Our Lenten Observance, then, is inspired by the same motives. We fast and abstain from things that are legitimate goods, because we know that true joy is often impeded by worldly pleasures. I like meat, and don’t care for fish very much. So abstaining from meat on Wednesday and Fridays of Lent is a constant reminder that pleasing ourselves often keeps us from serving others.
We pray to God more often and more intently during Lent because if we don’t, we might be drawn to evil, we might be enslaved to evil. We pray that God’s will be done whenever we say the “Our Father.” That reminds us to seek and do the will of God on earth as we will by nature when we are in heaven. We confess our sins because we often seek our will instead of the Father’s. And we go to Mass more often in Lent so that we can be united to the sacrifice of Christ, and so we can be nourished by His body and blood, drawing nearer to Him and to His Church.

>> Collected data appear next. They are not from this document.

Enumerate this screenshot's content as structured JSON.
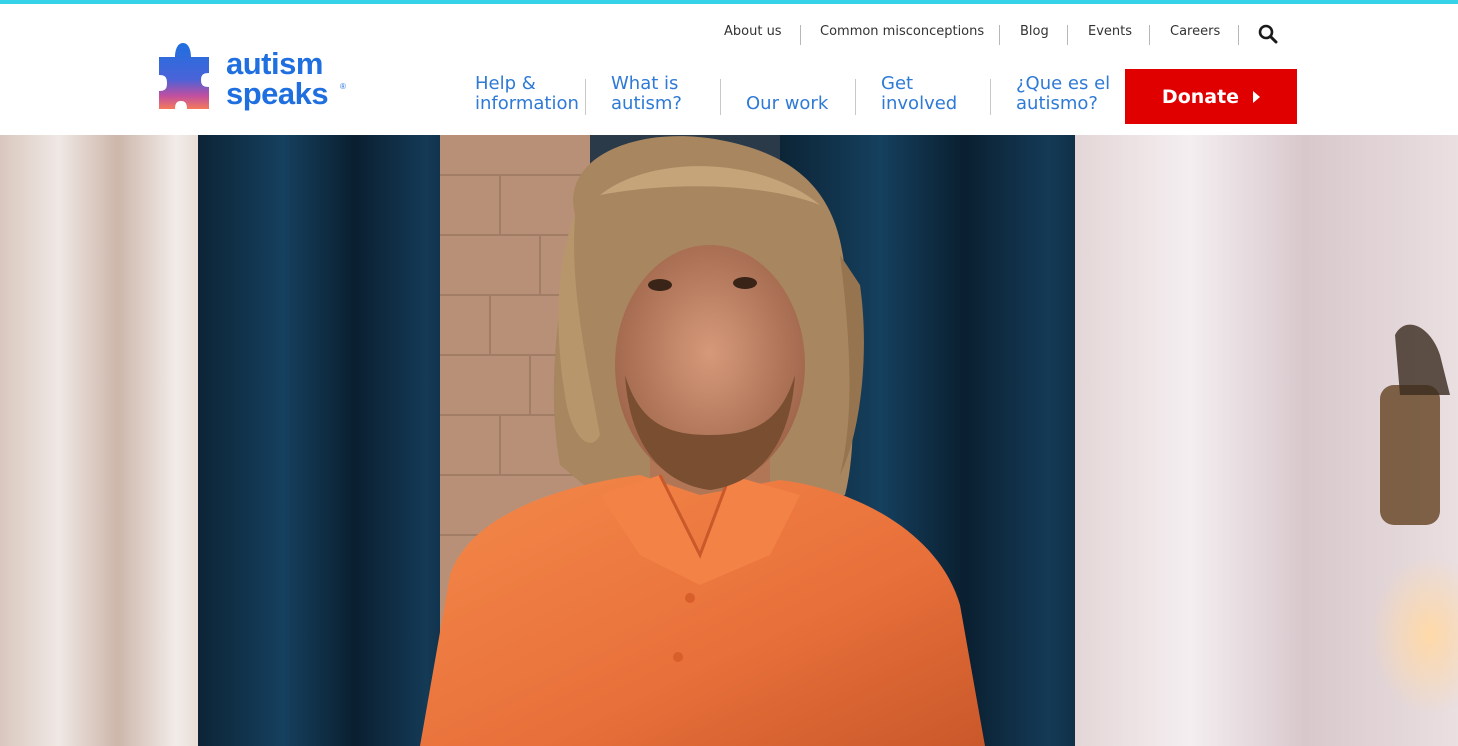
{
  "brand": {
    "line1": "autism",
    "line2": "speaks",
    "registered": "®",
    "colors": {
      "cyan_bar": "#36d2e8",
      "blue": "#2e7ad6",
      "donate_red": "#e00000"
    }
  },
  "utility_nav": {
    "items": [
      "About us",
      "Common misconceptions",
      "Blog",
      "Events",
      "Careers"
    ],
    "search_icon": "search-icon"
  },
  "main_nav": {
    "items": [
      {
        "line1": "Help &",
        "line2": "information"
      },
      {
        "line1": "What is",
        "line2": "autism?"
      },
      {
        "line1": "",
        "line2": "Our work"
      },
      {
        "line1": "Get",
        "line2": "involved"
      },
      {
        "line1": "¿Que es el",
        "line2": "autismo?"
      }
    ],
    "donate_label": "Donate"
  },
  "hero": {
    "subject": "Man with long reddish-blond hair and beard in an orange polo shirt",
    "colors": {
      "curtain": "#103048",
      "shirt": "#f07838",
      "drape": "#e7e0de"
    }
  }
}
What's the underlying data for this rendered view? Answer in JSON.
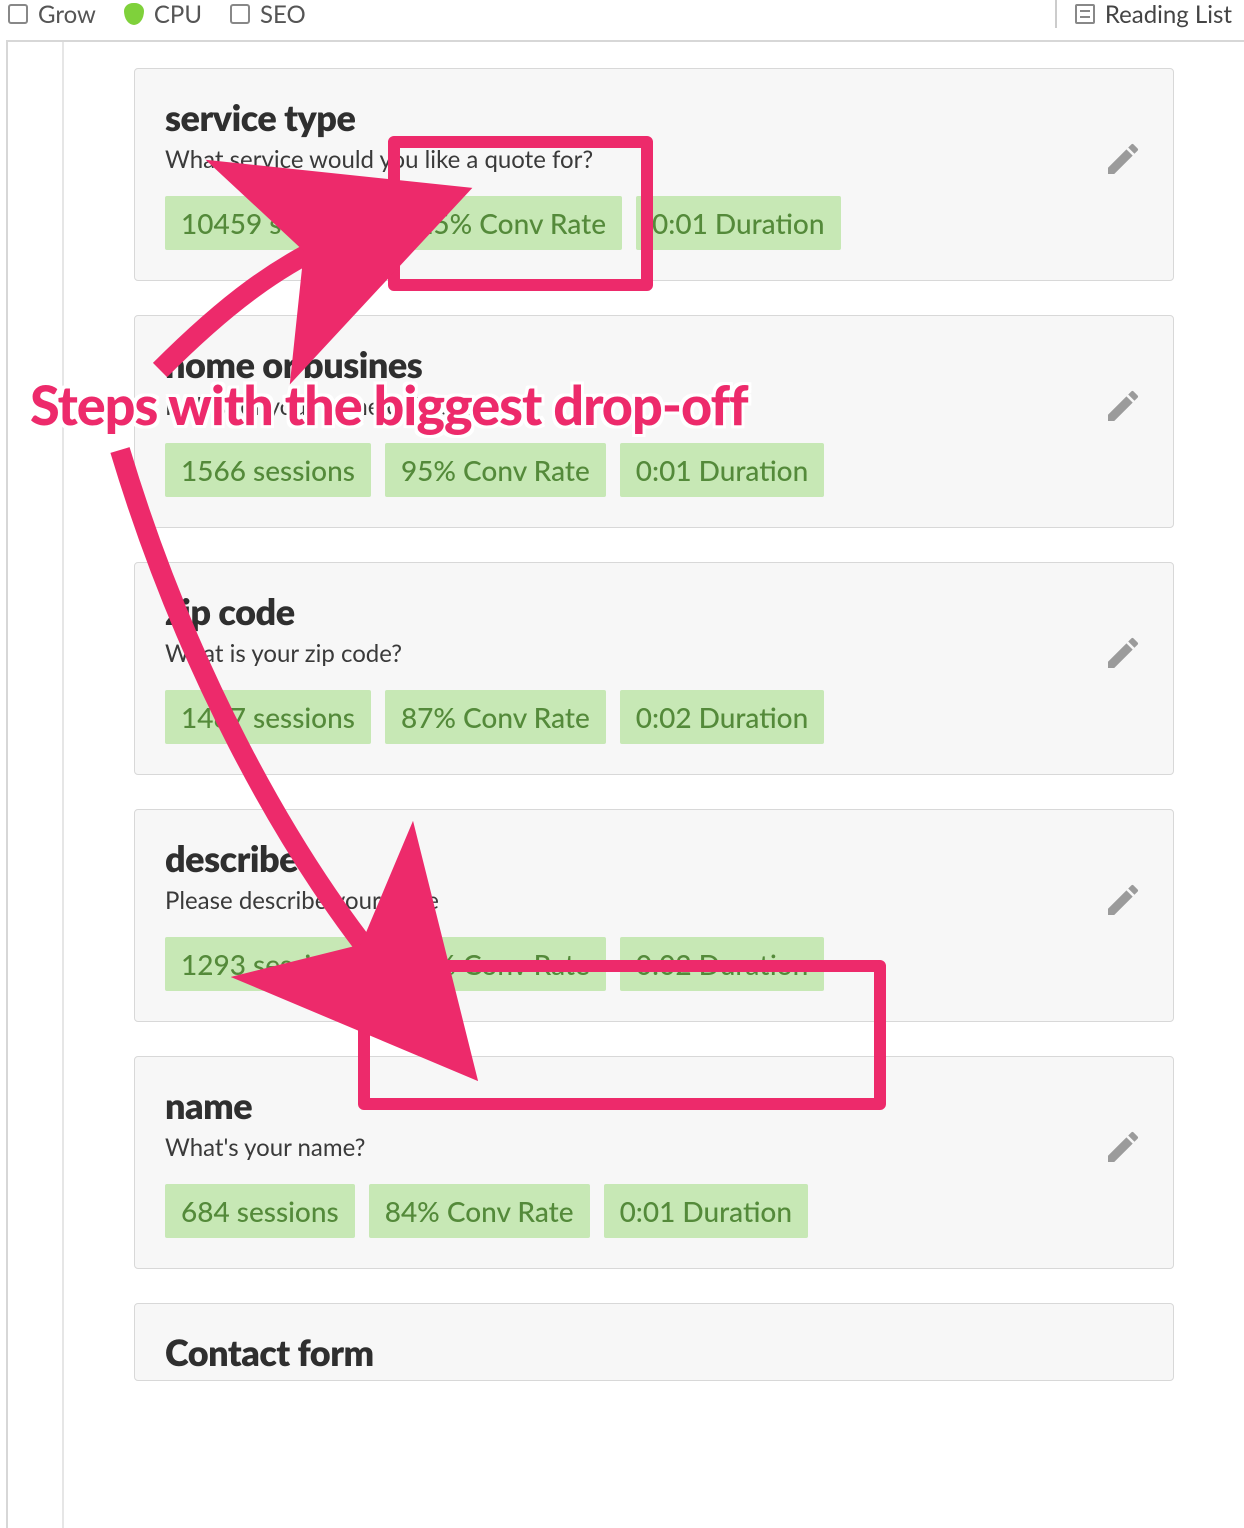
{
  "topbar": {
    "bookmarks": [
      {
        "label": "Grow"
      },
      {
        "label": "CPU"
      },
      {
        "label": "SEO"
      }
    ],
    "reading_list": "Reading List"
  },
  "cards": [
    {
      "title": "service type",
      "subtitle": "What service would you like a quote for?",
      "sessions": "10459 sessions",
      "conv": "15% Conv Rate",
      "duration": "0:01 Duration"
    },
    {
      "title": "home or busines",
      "subtitle": "Is this for your home or business?",
      "sessions": "1566 sessions",
      "conv": "95% Conv Rate",
      "duration": "0:01 Duration"
    },
    {
      "title": "zip code",
      "subtitle": "What is your zip code?",
      "sessions": "1487 sessions",
      "conv": "87% Conv Rate",
      "duration": "0:02 Duration"
    },
    {
      "title": "describe",
      "subtitle": "Please describe your issue",
      "sessions": "1293 sessions",
      "conv": "53% Conv Rate",
      "duration": "0:02 Duration"
    },
    {
      "title": "name",
      "subtitle": "What's your name?",
      "sessions": "684 sessions",
      "conv": "84% Conv Rate",
      "duration": "0:01 Duration"
    },
    {
      "title": "Contact form",
      "subtitle": "",
      "sessions": "",
      "conv": "",
      "duration": ""
    }
  ],
  "annotation": {
    "label": "Steps with the biggest drop-off"
  }
}
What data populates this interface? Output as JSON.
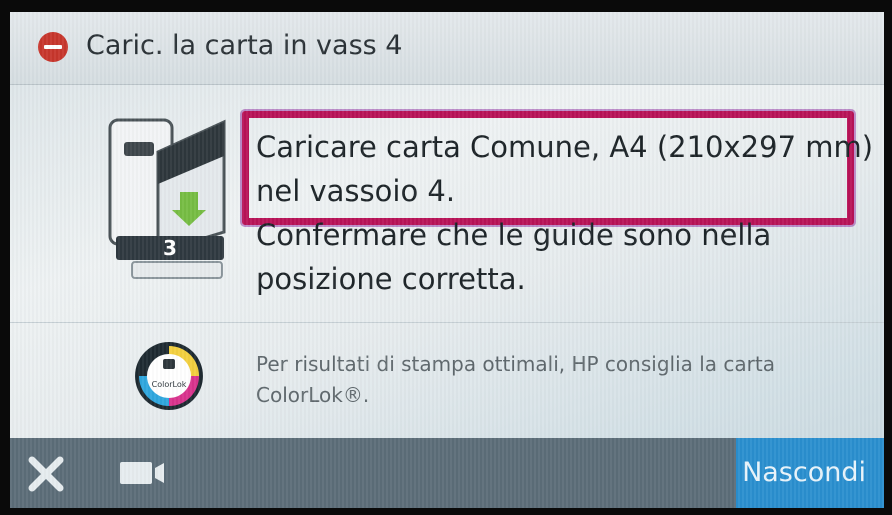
{
  "header": {
    "title": "Caric. la carta in vass 4",
    "icon": "error-icon"
  },
  "message": {
    "line1": "Caricare carta Comune, A4 (210x297 mm)",
    "line2": "nel vassoio 4.",
    "line3": "Confermare che le guide sono nella",
    "line4": "posizione corretta."
  },
  "illustration": {
    "tray_number": "3"
  },
  "tip": {
    "text": "Per risultati di stampa ottimali, HP consiglia la carta ColorLok®.",
    "logo_text": "ColorLok"
  },
  "footer": {
    "close_icon": "close-icon",
    "video_icon": "video-icon",
    "hide_label": "Nascondi"
  },
  "colors": {
    "error": "#c7362c",
    "highlight": "#b81257",
    "footer": "#5c6d78",
    "accent": "#2a8fcf"
  }
}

Finally, we give alms to the poor, the homeless, the outcast, and we do so not to be popular but to be in the Father’s will.
Prayer, fasting, almsgiving are our ways of following the lead of Jesus Christ, who for forty days relied entirely on God in a physical way, to sign forth and give example to us who must always rely on God’s beneficence. Always we must say to the Lord, “my refuge, my God in whom I trust.” Always we must rely on God to preserve us from evil.